Часть 1. Глава 6.
12 июня 2021 г. в 02:22
В общем, Ромину просьбу пришлось исполнить, потому что у меня же есть совесть. Однако он не попросил помощи в ремонте. Обмен получился слегка неравноценным, но в пятницу вечером я стала собирать вещи в свой старый рюкзак, чтобы... пойти в поход.
Нет, Рома не фанат отдыха на природе, и не думаю, что у него где-то в шкафу завалялись палатка и спальный мешок. Объяснил он эту странную идею тем, что ему нужно кровь из носу заключить контракт с известным женским журналом «Мяtа», чтобы набрать позиции в мире моды — если моделей из его агентства станут приглашать на фотосъёмки, это будет огромным успехом.
— И какая связь? — ничего не поняв, спросила я.
— Самая прямая, Катюш, — объяснял Роман.— Директор издательства — человек со своими приколами. Обожает вспоминать молодость, песни под гитару, треск костра, жужжание комаров... Комаров, конечно, в ноябре уже нет, но всего остального — в достатке.
— Связь всё ещё не установлена.
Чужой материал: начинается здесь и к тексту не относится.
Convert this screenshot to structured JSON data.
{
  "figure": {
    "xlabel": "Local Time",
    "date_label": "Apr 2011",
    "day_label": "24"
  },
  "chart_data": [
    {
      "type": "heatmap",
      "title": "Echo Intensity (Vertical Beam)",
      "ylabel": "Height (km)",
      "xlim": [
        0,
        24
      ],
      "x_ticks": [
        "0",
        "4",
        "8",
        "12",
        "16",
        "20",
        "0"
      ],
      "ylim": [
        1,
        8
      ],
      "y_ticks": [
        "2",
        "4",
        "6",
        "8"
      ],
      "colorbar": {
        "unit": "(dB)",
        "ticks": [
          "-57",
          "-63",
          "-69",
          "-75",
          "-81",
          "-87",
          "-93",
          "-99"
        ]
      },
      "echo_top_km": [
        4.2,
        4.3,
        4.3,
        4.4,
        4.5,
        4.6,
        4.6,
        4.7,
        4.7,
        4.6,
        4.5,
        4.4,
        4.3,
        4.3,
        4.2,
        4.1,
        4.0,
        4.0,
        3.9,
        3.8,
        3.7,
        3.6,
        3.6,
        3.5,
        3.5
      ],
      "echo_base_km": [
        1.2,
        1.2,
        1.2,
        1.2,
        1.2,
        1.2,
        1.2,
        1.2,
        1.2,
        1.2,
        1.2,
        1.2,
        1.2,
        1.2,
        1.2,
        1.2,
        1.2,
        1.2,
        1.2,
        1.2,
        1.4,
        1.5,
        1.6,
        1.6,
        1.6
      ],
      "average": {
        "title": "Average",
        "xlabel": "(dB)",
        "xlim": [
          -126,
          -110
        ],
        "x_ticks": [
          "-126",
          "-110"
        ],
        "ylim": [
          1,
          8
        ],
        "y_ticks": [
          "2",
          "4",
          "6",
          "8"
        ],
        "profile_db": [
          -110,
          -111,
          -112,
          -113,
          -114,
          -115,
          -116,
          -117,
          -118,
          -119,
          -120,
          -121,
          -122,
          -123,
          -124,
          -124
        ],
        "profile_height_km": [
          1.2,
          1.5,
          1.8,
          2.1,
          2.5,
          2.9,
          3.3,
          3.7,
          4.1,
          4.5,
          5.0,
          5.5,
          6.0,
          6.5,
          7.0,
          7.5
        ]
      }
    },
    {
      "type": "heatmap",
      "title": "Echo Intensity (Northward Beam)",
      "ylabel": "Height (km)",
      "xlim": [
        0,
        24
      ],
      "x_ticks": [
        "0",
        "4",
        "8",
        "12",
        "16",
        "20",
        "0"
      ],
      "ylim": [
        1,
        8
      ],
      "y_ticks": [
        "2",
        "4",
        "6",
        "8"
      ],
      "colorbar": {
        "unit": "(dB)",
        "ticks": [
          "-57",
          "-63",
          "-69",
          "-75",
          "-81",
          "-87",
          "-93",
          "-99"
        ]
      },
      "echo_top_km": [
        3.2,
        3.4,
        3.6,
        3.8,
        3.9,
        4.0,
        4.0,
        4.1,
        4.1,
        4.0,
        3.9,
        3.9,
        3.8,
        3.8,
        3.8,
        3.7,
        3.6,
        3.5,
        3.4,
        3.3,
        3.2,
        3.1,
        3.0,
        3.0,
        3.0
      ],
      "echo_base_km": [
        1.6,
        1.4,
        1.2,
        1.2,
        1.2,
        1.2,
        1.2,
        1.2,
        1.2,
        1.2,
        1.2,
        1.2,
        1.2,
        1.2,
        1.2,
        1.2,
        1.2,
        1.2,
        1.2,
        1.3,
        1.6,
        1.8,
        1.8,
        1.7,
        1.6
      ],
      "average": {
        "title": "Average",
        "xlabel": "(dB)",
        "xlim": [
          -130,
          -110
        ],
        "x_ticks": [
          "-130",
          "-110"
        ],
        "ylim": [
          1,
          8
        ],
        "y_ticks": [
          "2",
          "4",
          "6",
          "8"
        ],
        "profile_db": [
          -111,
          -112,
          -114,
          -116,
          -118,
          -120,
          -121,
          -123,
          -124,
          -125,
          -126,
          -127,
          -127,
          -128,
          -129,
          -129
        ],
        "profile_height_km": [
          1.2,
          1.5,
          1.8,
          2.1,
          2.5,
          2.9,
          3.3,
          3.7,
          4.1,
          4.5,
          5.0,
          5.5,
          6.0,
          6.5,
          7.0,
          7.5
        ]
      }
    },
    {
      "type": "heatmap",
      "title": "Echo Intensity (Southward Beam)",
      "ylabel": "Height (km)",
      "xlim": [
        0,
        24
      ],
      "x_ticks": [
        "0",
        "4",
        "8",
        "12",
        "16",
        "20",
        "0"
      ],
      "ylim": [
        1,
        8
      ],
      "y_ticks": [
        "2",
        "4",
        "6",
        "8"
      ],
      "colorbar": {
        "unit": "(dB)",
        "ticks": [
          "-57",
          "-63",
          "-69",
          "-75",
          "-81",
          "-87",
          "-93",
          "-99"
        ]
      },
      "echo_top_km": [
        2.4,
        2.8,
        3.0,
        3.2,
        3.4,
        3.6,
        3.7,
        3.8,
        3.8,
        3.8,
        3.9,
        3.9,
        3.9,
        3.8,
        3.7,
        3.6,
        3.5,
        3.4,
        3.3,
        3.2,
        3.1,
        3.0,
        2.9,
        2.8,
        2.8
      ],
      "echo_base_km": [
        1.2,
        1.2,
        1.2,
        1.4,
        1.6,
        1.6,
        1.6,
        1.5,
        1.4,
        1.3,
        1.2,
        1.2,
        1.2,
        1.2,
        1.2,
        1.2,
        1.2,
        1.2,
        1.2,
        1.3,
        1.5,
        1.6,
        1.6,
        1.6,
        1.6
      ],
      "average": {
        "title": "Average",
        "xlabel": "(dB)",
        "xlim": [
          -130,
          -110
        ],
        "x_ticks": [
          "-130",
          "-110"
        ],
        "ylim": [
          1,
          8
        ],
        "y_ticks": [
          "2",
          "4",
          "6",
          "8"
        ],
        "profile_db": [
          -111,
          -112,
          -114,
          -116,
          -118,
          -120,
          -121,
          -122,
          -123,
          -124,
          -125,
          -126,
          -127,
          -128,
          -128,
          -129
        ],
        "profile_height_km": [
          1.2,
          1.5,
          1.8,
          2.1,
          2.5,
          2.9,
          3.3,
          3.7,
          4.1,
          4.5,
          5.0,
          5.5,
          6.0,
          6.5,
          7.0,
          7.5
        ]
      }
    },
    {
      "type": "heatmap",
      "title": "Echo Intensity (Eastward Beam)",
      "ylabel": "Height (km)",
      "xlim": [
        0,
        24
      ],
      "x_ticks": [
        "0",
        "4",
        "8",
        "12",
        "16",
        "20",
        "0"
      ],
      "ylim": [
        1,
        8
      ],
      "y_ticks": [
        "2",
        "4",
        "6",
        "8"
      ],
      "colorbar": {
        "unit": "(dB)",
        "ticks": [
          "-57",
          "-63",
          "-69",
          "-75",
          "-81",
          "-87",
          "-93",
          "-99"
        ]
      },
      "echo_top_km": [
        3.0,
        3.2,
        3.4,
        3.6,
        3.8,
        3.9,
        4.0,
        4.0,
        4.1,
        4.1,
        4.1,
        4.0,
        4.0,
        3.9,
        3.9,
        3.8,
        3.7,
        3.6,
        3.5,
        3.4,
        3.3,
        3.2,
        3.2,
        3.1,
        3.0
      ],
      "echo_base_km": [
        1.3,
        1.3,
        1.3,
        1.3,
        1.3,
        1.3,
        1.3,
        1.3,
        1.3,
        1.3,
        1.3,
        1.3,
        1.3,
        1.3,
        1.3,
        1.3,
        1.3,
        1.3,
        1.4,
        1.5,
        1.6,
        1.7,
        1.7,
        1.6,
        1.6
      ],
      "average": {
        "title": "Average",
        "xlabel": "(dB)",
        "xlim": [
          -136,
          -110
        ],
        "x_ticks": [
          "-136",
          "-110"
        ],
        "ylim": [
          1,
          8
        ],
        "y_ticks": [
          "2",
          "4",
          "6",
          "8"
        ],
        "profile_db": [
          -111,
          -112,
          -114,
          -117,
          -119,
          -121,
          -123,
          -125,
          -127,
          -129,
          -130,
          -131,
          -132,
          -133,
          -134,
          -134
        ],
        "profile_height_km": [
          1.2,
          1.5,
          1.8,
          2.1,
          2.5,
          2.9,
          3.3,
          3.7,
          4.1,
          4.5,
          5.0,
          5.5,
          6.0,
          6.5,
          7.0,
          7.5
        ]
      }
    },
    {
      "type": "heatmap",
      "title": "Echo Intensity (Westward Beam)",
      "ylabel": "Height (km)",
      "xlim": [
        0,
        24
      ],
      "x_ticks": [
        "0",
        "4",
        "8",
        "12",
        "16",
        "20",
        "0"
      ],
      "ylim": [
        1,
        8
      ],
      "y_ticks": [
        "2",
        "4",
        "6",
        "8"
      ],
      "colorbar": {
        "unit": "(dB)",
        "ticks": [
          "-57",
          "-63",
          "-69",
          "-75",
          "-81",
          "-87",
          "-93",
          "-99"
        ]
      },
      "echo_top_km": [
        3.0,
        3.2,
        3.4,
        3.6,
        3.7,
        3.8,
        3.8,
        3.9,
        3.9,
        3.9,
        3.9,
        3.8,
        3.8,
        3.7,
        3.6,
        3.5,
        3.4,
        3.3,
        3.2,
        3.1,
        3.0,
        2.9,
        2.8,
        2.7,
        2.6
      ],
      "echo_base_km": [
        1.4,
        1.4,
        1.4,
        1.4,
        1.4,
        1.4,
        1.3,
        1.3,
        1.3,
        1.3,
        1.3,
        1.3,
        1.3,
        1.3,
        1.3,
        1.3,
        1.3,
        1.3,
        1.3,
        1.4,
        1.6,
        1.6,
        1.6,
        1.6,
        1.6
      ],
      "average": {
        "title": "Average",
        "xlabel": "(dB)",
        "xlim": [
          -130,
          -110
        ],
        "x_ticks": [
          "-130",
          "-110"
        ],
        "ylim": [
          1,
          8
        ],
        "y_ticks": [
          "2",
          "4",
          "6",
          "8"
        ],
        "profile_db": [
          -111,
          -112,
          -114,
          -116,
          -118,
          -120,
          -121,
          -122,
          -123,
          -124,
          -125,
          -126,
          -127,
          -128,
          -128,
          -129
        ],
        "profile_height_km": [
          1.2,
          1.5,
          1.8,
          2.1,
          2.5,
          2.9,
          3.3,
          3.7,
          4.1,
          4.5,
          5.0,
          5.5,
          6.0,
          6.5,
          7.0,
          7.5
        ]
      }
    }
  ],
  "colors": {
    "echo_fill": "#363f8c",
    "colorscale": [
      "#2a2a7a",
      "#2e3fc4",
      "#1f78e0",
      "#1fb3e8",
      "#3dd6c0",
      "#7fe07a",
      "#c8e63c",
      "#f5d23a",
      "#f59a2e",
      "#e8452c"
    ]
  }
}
Вы же не будете контракт прямо у костра заключать?
— Почему же, — хмыкнул Рома, — очень даже возможно. Он пригласил меня вкусить романтики Грушинского фестиваля вместе с ним, его женой и друзьями, чтобы обо всём договориться. Хочется человеку ощутить, что я ради сотрудничества готов на многое. Ну, не в моём положении сейчас отказывать — хоть я и не то чтобы очень хотел променять тепло своего ортопедического матраса на холод сырой земли.
— И ты хочешь, чтобы я разделила это бремя с тобой?
— Да, балконная моя, ты уловила суть, — засмеялся Рома. — Не желаю мучиться один. Впрочем, я бы тебя в любом случае попросил, ты людям отказывать не умеешь — тем более таким обаятельным, как я.
— Ну и самомнение!..
Нет, выходные в лесу меня не пугали. Мы с родителями раньше часто совершали вылазки, папа как раз-таки поклонник активного отдыха — свежий воздух, физическая нагрузка и никаких этих ваших телевизоров и телефонов. Неудивительно, что он сразу же отпустил меня с Романом — ещё при этом и нахваливая соседа, что вот, человек из мира моды и глянца, но не зависает на всяких там вечеринках, отдыхает правильно.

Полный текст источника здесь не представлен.